Я прочел Андре Жида по-французски. Это было непросто, ибо Жид был запрещен, во-первых, а во-вторых, французского в моей школе не было. Но если очень надо, так и язык выучишь.

А вообще я читаю и слушаю, что во мне происходит. Когда-то Бежин обо мне писал, как о критике, что я пускаю себя как простодушного читателя, как собачку на веревочке, следом иду как хозяин этой собачки и слушаю, что происходит с собачкой. То есть внутри меня живет простодушнейший читатель. Простодушнейший.

Это двойное самонаблюдение у меня в природе. Читаю текст и соображаю: мне скучно. Ага! То ли текст не тот, то ли я не дорос. Начинается анализ ситуации: почему данный текст мне в данной ситуации скучен? Или безумно интересен? Анализирую: что захватывает? Иногда сюжет. Иногда сюжет дико раздражает. Если я понимаю, что меня сюжетом развлекают, я его бросаю немедленно. Когда я понимаю, что меняется мое простодушное «Я» – это самый замечательный случай. Плохо написанный текст может быть таким же выразительным, как и хорошо написанный текст. Тот же Николай Островский в своем плохо написанном тексте выразил больше, чем многие блестящие литераторы, писавшие параллельно с ним хорошие тексты. Потому что Николай Островский открыл новую реальность.

Достоевского когда-то упрекали, что «Преступление и наказание» – это желтый полицейский роман с плохо написанным текстом. Оказалось, что Тургенев, который писал фразы лучше, чем Достоевский и Толстой, не открыл того, что открыли они.

Вечный вопрос, Лев Александрович, личность писателя и его творчество. Как они соотносятся?

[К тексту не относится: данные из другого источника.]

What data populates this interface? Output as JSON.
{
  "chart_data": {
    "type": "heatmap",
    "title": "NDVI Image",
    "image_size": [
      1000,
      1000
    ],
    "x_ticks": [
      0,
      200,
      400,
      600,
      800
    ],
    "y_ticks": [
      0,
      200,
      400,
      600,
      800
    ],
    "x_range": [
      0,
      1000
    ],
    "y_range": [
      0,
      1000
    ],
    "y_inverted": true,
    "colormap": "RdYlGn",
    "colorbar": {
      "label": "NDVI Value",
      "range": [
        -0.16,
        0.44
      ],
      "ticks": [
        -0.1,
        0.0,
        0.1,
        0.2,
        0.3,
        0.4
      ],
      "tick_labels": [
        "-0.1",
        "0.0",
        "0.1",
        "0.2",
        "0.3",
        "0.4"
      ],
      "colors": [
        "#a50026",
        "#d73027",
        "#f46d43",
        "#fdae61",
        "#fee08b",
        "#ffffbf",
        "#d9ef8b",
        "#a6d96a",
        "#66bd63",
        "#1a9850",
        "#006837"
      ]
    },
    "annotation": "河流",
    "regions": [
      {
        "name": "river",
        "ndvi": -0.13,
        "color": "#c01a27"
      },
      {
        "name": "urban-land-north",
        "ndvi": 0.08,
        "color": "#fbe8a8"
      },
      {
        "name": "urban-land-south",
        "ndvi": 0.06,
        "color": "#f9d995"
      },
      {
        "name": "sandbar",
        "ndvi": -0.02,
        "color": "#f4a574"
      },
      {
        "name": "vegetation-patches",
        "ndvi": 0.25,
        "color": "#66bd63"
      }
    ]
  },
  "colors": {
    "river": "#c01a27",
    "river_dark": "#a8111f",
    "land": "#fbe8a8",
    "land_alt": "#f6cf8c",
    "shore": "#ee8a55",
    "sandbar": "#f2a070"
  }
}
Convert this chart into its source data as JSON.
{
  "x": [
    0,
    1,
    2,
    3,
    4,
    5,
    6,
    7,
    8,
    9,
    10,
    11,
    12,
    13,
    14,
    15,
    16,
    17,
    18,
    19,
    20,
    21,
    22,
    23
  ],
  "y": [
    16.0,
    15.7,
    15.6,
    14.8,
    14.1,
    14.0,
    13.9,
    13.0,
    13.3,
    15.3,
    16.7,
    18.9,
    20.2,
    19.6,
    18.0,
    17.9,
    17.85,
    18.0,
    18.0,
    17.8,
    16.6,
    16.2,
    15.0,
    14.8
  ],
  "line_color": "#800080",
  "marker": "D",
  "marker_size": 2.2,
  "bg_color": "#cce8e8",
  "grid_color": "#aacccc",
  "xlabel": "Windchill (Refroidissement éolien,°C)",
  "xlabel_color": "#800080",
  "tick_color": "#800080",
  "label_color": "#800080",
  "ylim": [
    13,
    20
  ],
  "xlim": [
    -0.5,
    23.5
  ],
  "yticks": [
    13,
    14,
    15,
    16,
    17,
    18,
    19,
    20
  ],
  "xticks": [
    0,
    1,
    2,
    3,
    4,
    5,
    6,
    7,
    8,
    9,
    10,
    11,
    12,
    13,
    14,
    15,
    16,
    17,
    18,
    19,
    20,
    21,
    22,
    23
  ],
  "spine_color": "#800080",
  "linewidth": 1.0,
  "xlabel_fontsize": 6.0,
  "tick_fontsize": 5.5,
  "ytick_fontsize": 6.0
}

– Возьмем, к примеру, Евтушенко, которого я не так давно всего перечитал. Вы берете его текст и видите дикое количество стихов, которые склепаны наскоро, чтобы поучаствовать в каком-то политическом спектакле. Очень много рационально рассчитанного. И очень много иррационально просчитанного – он все-таки опытный человек. Это такой ворох хорошего и плохого, это такая смесь притворства, искренности, кокетства… Я начинаю из стихов (и плохих и хороших) строить модель. Соображать, что за судьба их породила.

Я отлично знаю, что это был за мальчик со станции Зима. И что это был потом за коммивояжер молодой злости. И что это потом стал за мэтр либеральный. И что это сейчас за полуэмигрант и непонятно что. Я это уже знаю, а если бы я этого и не знал, я бы из стихов это понял.

Я понимаю, что эта личность, этот мальчик со станции Зима – порождение невероятных смесей: немецкая, прошедшая через Латвию, кровь, – с одной стороны, украинская – с другой. Потом в Сибири все перемешалось – два деда в ссылке. Все настолько точно моделирует историю советского периода, что возникает это существо – мальчик со станции Зима. Молодое, ломкое, быстрое. И идет этот мальчик и поет: «Граждане, послушайте меня…»

В 1949 году Евтушенко напечатал свои первые стихи. Представьте. Все ощетинены ненавистью, только что была война, ищут классовых врагов. Всякая попытка говорить с людьми по-доброму – это вызов. Нарушение табу. Разоружение перед противником. Заискивание перед классовым врагом. Ощетинились пулеметы с обеих сторон, вот-вот продолжится мировая война, а тут идет этот юродивый, этот мальчик с шарманочкой: «Граждане, послушайте меня…» И всех любит, и со всеми заговаривает.

То он про Сталина пишет, то про советский спорт, то про свадьбы в дни военные… «Мне страшно, мне не пляшется, но не плясать нельзя…»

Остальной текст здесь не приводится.